Clio’s hand, in its white cotton glove, plunged into her basket; she began to throw handfuls of pralines, like giant confetti, into the gray satin lap of Madam Van Steed, into the brocade and sarin laps of the ladies grouped about her. “Praw-leen for sweeten dem sour faces! Praw-leens!” She rolled her eyes, she raised her hands high, palms out, she threw back her head, she was imitating every wandering New Orleans minstrel and cavorting street band she had ever seen, every caroling berry vendor from the bayous; she was Belle Piquery, she was Kakaracou and Cupide in the old carefree Southern days of her early childhood; she was defiance against every convention she so hated. And so shuffling, shouting, clapping her hands, the empty basket now hooked round her neck by its handle and hanging at her back, Clio Dulaine made her fantastic way to the veranda door that led onto the
garden and disappeared from the sight of a somewhat hysterical company made up of the flower of Saratoga.
The length of the curved veranda, down the steps to the floor below, running along the veranda tier and into her own apartment, the heavy basket bobbing at her back. A wild figure, her eyes rolling in the blackened face, she stood in the center of the little sitting room, laughing, crying, while Kaka divested her of the ridiculous garments— the full-skirted calico, the padding that had stuffed bosom and hips, the brilliant tignon, the dangling hoop earrings.
“Their faces, Kaka! Their silly faces with their mouths open and their eyes staring, and those stiff old women in their satin dresses. And Mrs. Porcelain with her trellis! Kaka! Kaka!” Tears streaked the blackened cheeks.
With cream and a soft cloth Kaka was cleansing the girl’s face and throat, and as she worked she kept up a grumbling and a mumbling, as though to herself.
“Somepin fret me . . . maybe now we come away from here but where at is Cupide where at is Cupide I got a feeling deep down somepin fret me ... I know you turn out like your mama ... no luck with menfolks . . . plan and contrive but no luck with menfolks . . . you fixing to marry a millionaire but all the time you crazy in your head for that vacher he leave you . . . just like Mister Nicolas he leave . . .”

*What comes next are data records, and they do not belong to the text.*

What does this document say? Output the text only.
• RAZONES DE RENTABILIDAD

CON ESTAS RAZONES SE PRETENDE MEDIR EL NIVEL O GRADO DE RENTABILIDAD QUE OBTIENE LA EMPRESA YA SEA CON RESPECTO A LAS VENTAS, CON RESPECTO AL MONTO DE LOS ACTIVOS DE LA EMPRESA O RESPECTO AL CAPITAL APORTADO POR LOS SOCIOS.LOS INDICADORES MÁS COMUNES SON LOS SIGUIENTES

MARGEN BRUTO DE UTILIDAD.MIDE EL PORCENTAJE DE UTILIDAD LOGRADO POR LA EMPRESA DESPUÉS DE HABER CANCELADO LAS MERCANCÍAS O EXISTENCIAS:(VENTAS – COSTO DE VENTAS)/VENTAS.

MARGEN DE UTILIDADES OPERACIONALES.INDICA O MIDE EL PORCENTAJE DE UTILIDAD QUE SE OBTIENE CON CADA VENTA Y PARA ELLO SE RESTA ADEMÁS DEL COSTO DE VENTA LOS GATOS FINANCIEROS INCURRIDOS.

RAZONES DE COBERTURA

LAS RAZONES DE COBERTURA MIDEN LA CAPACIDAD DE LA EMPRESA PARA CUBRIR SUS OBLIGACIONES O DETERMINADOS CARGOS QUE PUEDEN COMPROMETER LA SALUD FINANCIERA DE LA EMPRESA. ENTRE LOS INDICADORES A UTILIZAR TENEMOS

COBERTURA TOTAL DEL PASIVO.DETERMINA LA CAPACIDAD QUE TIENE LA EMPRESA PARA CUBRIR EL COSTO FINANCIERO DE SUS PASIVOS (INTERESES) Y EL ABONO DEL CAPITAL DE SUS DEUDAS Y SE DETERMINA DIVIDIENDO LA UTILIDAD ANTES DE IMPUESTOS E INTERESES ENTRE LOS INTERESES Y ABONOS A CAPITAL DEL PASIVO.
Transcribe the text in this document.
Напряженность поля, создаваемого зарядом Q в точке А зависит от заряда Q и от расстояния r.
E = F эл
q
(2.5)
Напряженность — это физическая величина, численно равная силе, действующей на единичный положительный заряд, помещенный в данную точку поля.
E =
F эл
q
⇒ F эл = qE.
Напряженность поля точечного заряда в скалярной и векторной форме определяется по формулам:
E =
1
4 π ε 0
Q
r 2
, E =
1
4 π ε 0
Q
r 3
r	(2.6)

With the flat of her hand Clio slapped the woman full in the face. But Kakaracou caught her hand and kissed it and said, “Now! That is better. Now will you put on the pink satin and your mama’s diamonds and Kaka fix your hair à la marquise!”
“Yes,” said Clio, laughing. “Yes. Why not! Quick! Quick! I could marry him yet, if I wanted to.”
The black woman’s fingers were lightning. Powder on the piled black hair; the pink satin and black lace springing stiff and glistening from her slender waist, the necklaces, bracelets, the pendants, the parure, the flashing earrings; the rings with which Nicolas Dulaine had loaded his mistress. “There! Now, Kaka, you’ll come with me, my attendant, all very proper, since I have no man now. I really do look beautiful, don’t I! Am I as beaudful as my mother was? I am! I am!”